I live in New Zealand and I just started a website which I also have hosted in New Zealand as novazeal.com and novazeal.co.nz. I am hoping to target clients overseas though as well as in New Zealand so I trying to decide whether to start a second website hosted in the US and point the .com domain to that website instead.

I have heard from friends in the States that a site I had hosted here in New Zealand was slow to access, so what I really need to do is get the time it takes for a traceroute to hop through a location in the US. A normal tracert from my computer here will hop through servers in NZ only, so I can't get the measure I am looking for by using a normal tracert. Does anyone know of an alternative I could use such as an application that forces hops through a distant ISP, or a proxy service that gives the time it takes to retrieve a page from a distant location.

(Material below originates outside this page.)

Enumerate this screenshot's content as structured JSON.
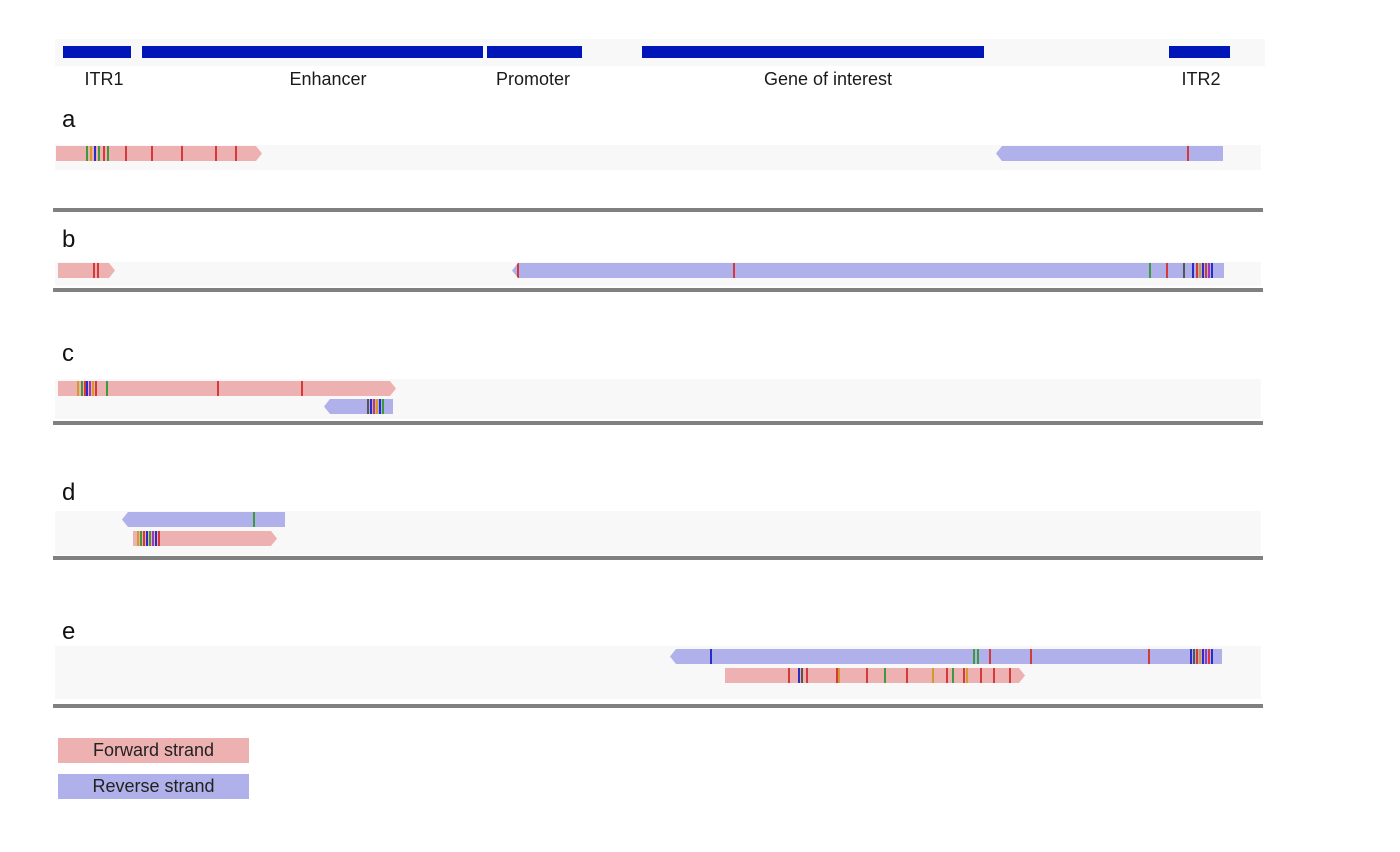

Of course if anyone in the States is willing to run the trace for me and send me the hop time stats I would be most grateful. I could ask the friends I mentioned, but they are not particularly technical, so it would probably be a confusing thing to try to explain to them by email.

Était-ce utile?

La solution

There are web-based route tracing utilities, some of which are hosted in the US, that will show you the route and latency between that service and your site (at a point in time).

However, traceroute doesn't give you a full picture of the network latency effects to which you're subject: these days routers do all sorts of sophisticated traffic shaping and traceroute probes just won't be treated the same as your HTTP traffic even if you specify that probes should use TCP and port 80.

Not to mention that network latency itself is just a tiny piece of the puzzle. ISPs perform all sorts of cacheing using (sometimes transparent) HTTP proxies, from which you won't benefit unless/until your site is visited by their customers.